Es geht los. Es wird gespielt. Jetzt ist es wichtig die Bedingungen des Diskurses zu kennen. Es gibt zwei Blickwinkel die sich anbieten: Der Blickwinkel des Experten. Oder aber der Blickwinkel des blutigen, aber interessierten Laien. Als Experte kann man sich über Aufstellungen auslassen oder den Schiedsrichter kritisieren, der irrtümlich Abseits gegeben hat. Da du aber kein Experte bist, bleibt dir nur der Blick des Laien, der unmittelbar, direkt und emotional am Geschehen beteiligt ist.

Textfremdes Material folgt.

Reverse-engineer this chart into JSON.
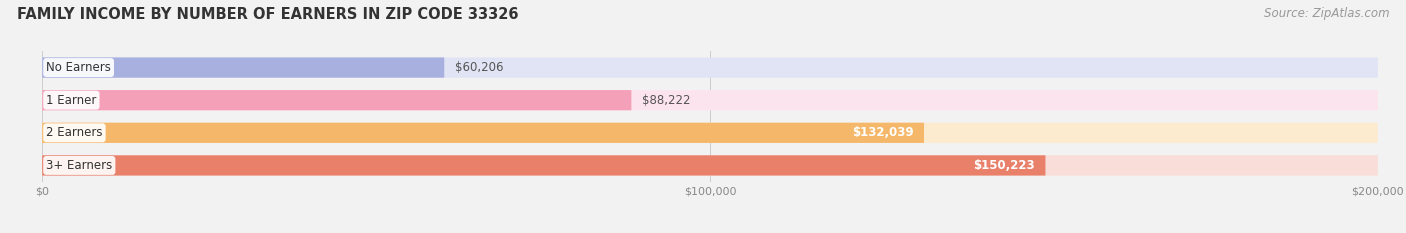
{
  "title": "FAMILY INCOME BY NUMBER OF EARNERS IN ZIP CODE 33326",
  "source": "Source: ZipAtlas.com",
  "categories": [
    "No Earners",
    "1 Earner",
    "2 Earners",
    "3+ Earners"
  ],
  "values": [
    60206,
    88222,
    132039,
    150223
  ],
  "labels": [
    "$60,206",
    "$88,222",
    "$132,039",
    "$150,223"
  ],
  "bar_colors": [
    "#a8b0e0",
    "#f4a0b8",
    "#f5b86a",
    "#e8806a"
  ],
  "bar_bg_colors": [
    "#e0e4f4",
    "#fce4ee",
    "#fdebd0",
    "#f9ddd9"
  ],
  "label_inside": [
    false,
    false,
    true,
    true
  ],
  "xlim": [
    0,
    200000
  ],
  "xticks": [
    0,
    100000,
    200000
  ],
  "xtick_labels": [
    "$0",
    "$100,000",
    "$200,000"
  ],
  "title_fontsize": 10.5,
  "source_fontsize": 8.5,
  "label_fontsize": 8.5,
  "category_fontsize": 8.5,
  "background_color": "#f2f2f2"
}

Schaue dir diverse Ausrufe ab, wie „Uhh“, und „Ah“ oder „Du Trottel“. Setze diese gekonnt und der jeweiligen Situation entsprechend ein.
Auf gar keinen Fall solltest du die Ebene wechseln oder gar den Sprich niemals von Kamera-Fahrten, von Schnitten, von Zooms oder davon, dass sich durch die Veränderung und Erweiterung der Kamera-Möglichkeiten auch der Blick aufs Spiel an sich verändert hat. Alles würde irgendwie schneller und hektischer wirken. Vermeide es allzu steile Thesen aufzustellen, dass sich daran auch der Zeitgeist erkennen ließe und überhaupt Fußball niemals isoliert von Gesellschaft und den Produktionsbedingungen betrachtet werden sollte.
Zu viel denken macht traurig, wie schon der Literaturwissenschaftler George Steiner wusste. Aber nicht nur das: Auch einsam. Wer über Kamera-Perspektiven redet anstatt die richtigen Ausrufe zur richtigen Zeit zu tätigen ist bald auch noch einsam. Mit solchen Menschen will niemand anstoßen oder sich gar bei einem Sieg der „Richtigen“ verbrüdern.
Beachte diese einfachen Regeln und du wirst nach anfänglicher Skepsis Teil der fußballbegeisterten Masse sein. Achte vielleicht noch auf dein Outfit. Leger ist besser als zu gut angezogen. Fußball-Shirts besser als T-Shirts von Math-Rock-Bands.
Sodann: Viel Glück. Möge die Mission Fußballschauen gelingen. Jetzt liegt es an euch.